Reducing burden is central to both recruitment and retention. From an operational perspective, hybrid trial designs that incorporate telehealth, local testing, and flexible scheduling can significantly reduce disruption to school and work. Patient and caregiver engagement strategies should prioritize convenience, including travel support and reimbursement. Minimizing visit frequency and aligning study activities with daily routines can make participation more feasible, particularly for families balancing multiple responsibilities.
Safety surveillance in pediatric trials extends beyond standard adverse event monitoring to include growth, development, and neurocognitive outcomes. For advanced therapies, long-term follow-up may extend for many years to assess durability and late-emerging risks. Regulatory authorities such as the FDA often require extended follow-up or post-marketing pediatric studies. Operationally, this necessitates early planning for long-term engagement, including the use of registries and digital tools to maintain contact with participants over time.

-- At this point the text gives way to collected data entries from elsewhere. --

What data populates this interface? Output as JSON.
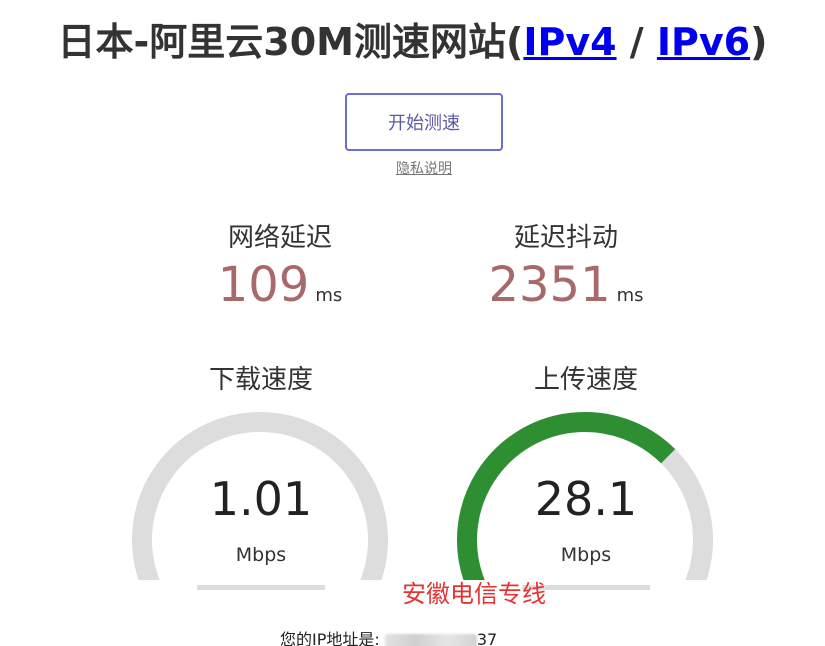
{
  "header": {
    "title_main": "日本-阿里云30M测速网站(",
    "ipv4_link": "IPv4",
    "separator": " / ",
    "ipv6_link": "IPv6",
    "title_end": ")"
  },
  "controls": {
    "start_button": "开始测速",
    "privacy_link": "隐私说明"
  },
  "metrics": {
    "latency": {
      "label": "网络延迟",
      "value": "109",
      "unit": "ms"
    },
    "jitter": {
      "label": "延迟抖动",
      "value": "2351",
      "unit": "ms"
    }
  },
  "gauges": {
    "download": {
      "label": "下载速度",
      "value": "1.01",
      "unit": "Mbps",
      "fraction": 0.036,
      "color": "#6262a8"
    },
    "upload": {
      "label": "上传速度",
      "value": "28.1",
      "unit": "Mbps",
      "fraction": 0.64,
      "color": "#2e8f32"
    },
    "track_color": "#dddddd"
  },
  "annotation": {
    "line_label": "安徽电信专线"
  },
  "ip": {
    "label": "您的IP地址是: ",
    "visible_prefix": "",
    "visible_suffix": "37"
  }
}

Global pediatric development is shaped by differing regulatory requirements, including Pediatric Study Plans in the United States and Pediatric Investigation Plans in Europe through the EMA. These frameworks differ in timing and expectations, which can complicate multi-regional trials. A successful strategy typically involves developing a harmonized global protocol with region-specific adaptations, promoting compliance while maintaining operational efficiency across geographies.

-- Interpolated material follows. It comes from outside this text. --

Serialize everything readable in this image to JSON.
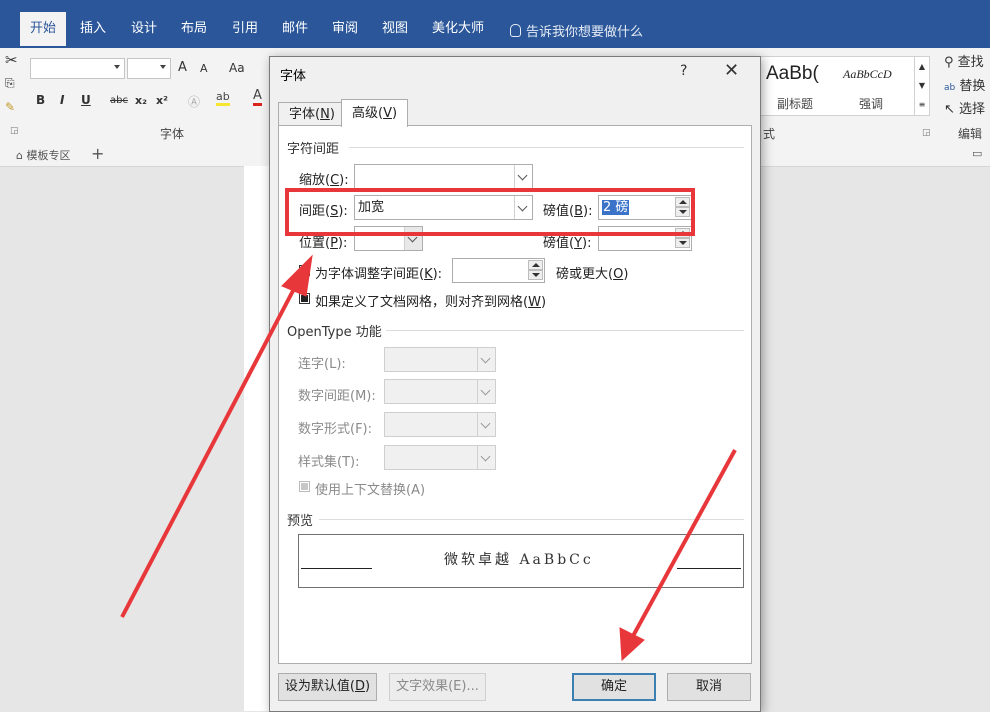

Pediatric studies most often discontinue early due to slow recruitment, unrealistic feasibility assumptions, formulation or device challenges, safety concerns, or endpoints that are not practical or meaningful. Reducing these risks requires early regulatory alignment, robust feasibility assessments, and thoughtful study design, including adaptive approaches where appropriate. Operational excellence at experienced pediatric sites, combined with strong patient and caregiver engagement, is critical to maintaining momentum and reaching study completion.